Ces inconvénients sont si bien appréciés que beaucoup de cavaliers emploient la rêne directe pour tourner. Mais ils n'ont pas détruit les résistances qui proviennent du poids ou de la force; ils ont seulement donné une indication, et la résistance se continue.
Avec l'équilibre du premier genre, tous les chevaux tourneront facilement par l'effet de la rêne opposée, en conservant une bonne position de tête et une légèreté constante.
Avant de terminer cet article, je vais parler d'un certain maniement de rênes qui produit d'heureux et prompts résultats, inspire de la confiance au cheval, et confirme l'équilibre, la légèreté, l'harmonie, la régularité du mouvement.
Le cavalier retirera la gourmette, et fera produire à la bride, par une force de bas en haut, le même effet que le filet, sur la commissure des lèvres, avec un contact moindre sur les barres. (La gourmette sera replacée lorsque le cheval répondra facilement à l'effet de la bride.)
Puis, au pas, au trot, au galop, sans se presser, il déposera les rênes qu'il tenait, et saisira de la main les autres rênes. Les premières fois, le cheval accélérera peut-être l'allure, et le cavalier devra reprendre vivement les premières rênes, pour rappeler à l'ordre le cheval disposé à s'émanciper; mais bientôt le cheval s'habituera à cet abandon momentané, y puisera de la confiance, du bien-être, et conservera la régularité de l'allure et la légèreté, pendant que le cavalier, en jouant ainsi avec les rênes du filet et les rênes de la bride, acquiert du tact, de la délicatesse, et arrive à conduire son cheval avec un fil!
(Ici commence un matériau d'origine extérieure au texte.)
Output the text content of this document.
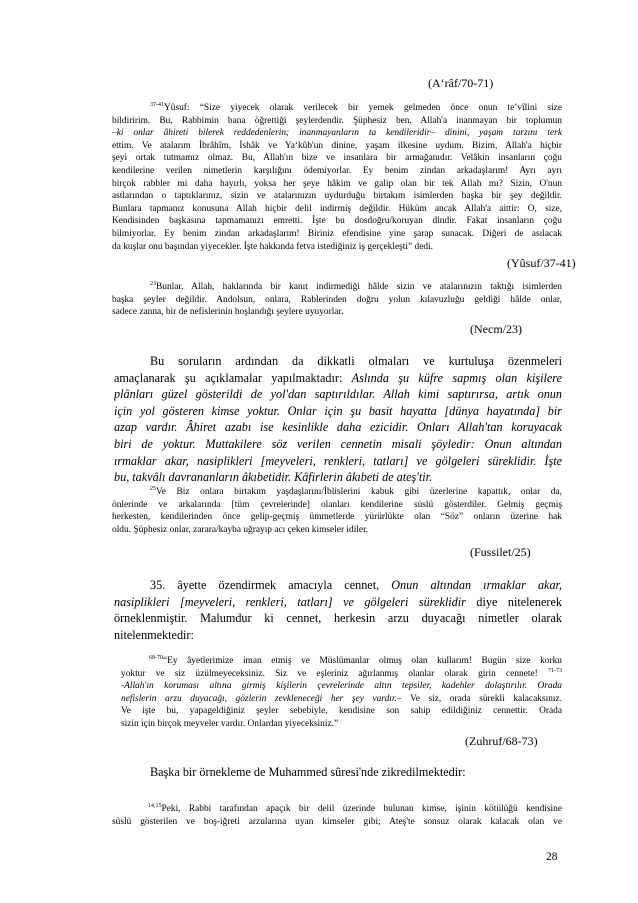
(A‘râf/70-71)
$^{37-41}$Yûsuf: “Size yiyecek olarak verilecek bir yemek gelmeden önce onun te’vîlini size
bildiririm. Bu, Rabbimin bana öğrettiği şeylerdendir. Şüphesiz ben, Allah'a inanmayan bir toplumun
–ki onlar âhireti bilerek reddedenlerin; inanmayanların ta kendileridir– dinini, yaşam tarzını terk
ettim. Ve atalarım İbrâhîm, İshâk ve Ya‘kûb'un dinine, yaşam ilkesine uydum. Bizim, Allah'a hiçbir
şeyi ortak tutmamız olmaz. Bu, Allah'ın bize ve insanlara bir armağanıdır. Velâkin insanların çoğu
kendilerine verilen nimetlerin karşılığını ödemiyorlar. Ey benim zindan arkadaşlarım! Ayrı ayrı
birçok rabbler mi daha hayırlı, yoksa her şeye hâkim ve galip olan bir tek Allah mı? Sizin, O'nun
astlarından o taptıklarınız, sizin ve atalarınızın uydurduğu birtakım isimlerden başka bir şey değildir.
Bunlara tapmanız konusuna Allah hiçbir delil indirmiş değildir. Hüküm ancak Allah'a aittir: O, size,
Kendisinden başkasına tapmamanızı emretti. İşte bu dosdoğru/koruyan dindir. Fakat insanların çoğu
bilmiyorlar. Ey benim zindan arkadaşlarım! Biriniz efendisine yine şarap sunacak. Diğeri de asılacak
da kuşlar onu başından yiyecekler. İşte hakkında fetva istediğiniz iş gerçekleşti” dedi.
(Yûsuf/37-41)
$^{23}$Bunlar, Allah, haklarında bir kanıt indirmediği hâlde sizin ve atalarınızın taktığı isimlerden
başka şeyler değildir. Andolsun, onlara, Rablerinden doğru yolun kılavuzluğu geldiği hâlde onlar,
sadece zanna, bir de nefislerinin hoşlandığı şeylere uyuyorlar.
(Necm/23)
Bu soruların ardından da dikkatli olmaları ve kurtuluşa özenmeleri
amaçlanarak şu açıklamalar yapılmaktadır: Aslında şu küfre sapmış olan kişilere
plânları güzel gösterildi de yol'dan saptırıldılar. Allah kimi saptırırsa, artık onun
için yol gösteren kimse yoktur. Onlar için şu basit hayatta [dünya hayatında] bir
azap vardır. Âhiret azabı ise kesinlikle daha ezicidir. Onları Allah'tan koruyacak
biri de yoktur. Muttakilere söz verilen cennetin misali şöyledir: Onun altından
ırmaklar akar, nasiplikleri [meyveleri, renkleri, tatları] ve gölgeleri süreklidir. İşte
bu, takvâlı davrananların âkıbetidir. Kâfirlerin âkıbeti de ateş'tir.
$^{25}$Ve Biz onlara birtakım yaşdaşlarını/İblislerini kabuk gibi üzerlerine kapattık, onlar da,
önlerinde ve arkalarında [tüm çevrelerinde] olanları kendilerine süslü gösterdiler. Gelmiş geçmiş
herkesten, kendilerinden önce gelip-geçmiş ümmetlerde yürürlükte olan “Söz” onların üzerine hak
oldu. Şüphesiz onlar, zarara/kayba uğrayıp acı çeken kimseler idiler.
(Fussilet/25)
35. âyette özendirmek amacıyla cennet, Onun altından ırmaklar akar,
nasiplikleri [meyveleri, renkleri, tatları] ve gölgeleri süreklidir diye nitelenerek
örneklenmiştir. Malumdur ki cennet, herkesin arzu duyacağı nimetler olarak
nitelenmektedir:
$^{68-70}$“Ey âyetlerimize iman etmiş ve Müslümanlar olmuş olan kullarım! Bugün size korku
yoktur ve siz üzülmeyeceksiniz. Siz ve eşleriniz ağırlanmış olanlar olarak girin cennete! $^{71-73}$
-Allah'ın koruması altına girmiş kişilerin çevrelerinde altın tepsiler, kadehler dolaştırılır. Orada
nefislerin arzu duyacağı, gözlerin zevkleneceği her şey vardır.– Ve siz, orada sürekli kalacaksınız.
Ve işte bu, yapageldiğiniz şeyler sebebiyle, kendisine son sahip edildiğiniz cennettir. Orada
sizin için birçok meyveler vardır. Onlardan yiyeceksiniz.”
(Zuhruf/68-73)
Başka bir örnekleme de Muhammed sûresi'nde zikredilmektedir:
$^{14,15}$Peki, Rabbi tarafından apaçık bir delil üzerinde bulunan kimse, işinin kötülüğü kendisine
süslü gösterilen ve boş-iğreti arzularına uyan kimseler gibi; Ateş'te sonsuz olarak kalacak olan ve
28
DE LA FORCE ET DU MOUVEMENT DÉCOMPOSÉS.
L'équilibre ou la légèreté étant le résultat de la juste répartition du poids et de la force, si celle-ci n'est pas maintenue dans la limite de l'effort à produire, l'équilibre ne sera que momentané, et dès les premiers pas que fait le cheval, la légèreté disparaît et la résistance se produit. Si le cavalier continue à marcher, il lui faut combattre les résistances qui résultent de cette mauvaise position et qui sont accrues par le mouvement. Chaque pas de plus que fait le cheval dans cette fausse position vient augmenter le désaccord qui s'oppose aux justes translation du poids, et le mouvement demeure irrégulier. Le cavalier voit fuir devant lui cette légèreté qu'il poursuit, et s'il finit par l'obtenir ce sera après un long et difficile travail; le plus souvent, il ne l'aura qu'en partie, et il s'habituera à cette résistance qui sera le grand obstacle à la perfection de l'éducation du cheval, telle que je la comprends. Pour moi le cheval dressé, c'est le cheval équilibré, celui qui présente cette harmonie du poids et de la force qui permet au cavalier de disposer de la force utile à tel ou tel mouvement, tout en conservant la légèreté parfaite du cheval. C'est cette harmonie que donne en peu de temps le mouvement décomposé.
Après avoir fait quelques pas à l'allure à laquelle il se trouve, si le cavalier rencontre une résistance, il s'arrête, donne aux fibres musculaires le temps de se relâcher et rétablit l'équilibre. Il restera en place plusieurs minutes, s'il le faut, jusqu'à ce que le cheval soit DÉCONTRACTÉ, c'est-à-dire, que le mouvement précédent NE RÉSONNE PLUS. Les fibres reçoivent de nouveaux courants électriques, et la nouvelle contraction pourra être plus harmonieuse, plus convenable. Ce nouveau principe, le mouvement décomposé, doit être appliqué à chaque partie de l'éducation du cheval, jusqu'à ce qu'il conserve sa légèreté constante et la régularité du mouvement, résultat infaillible de son parfait équilibre.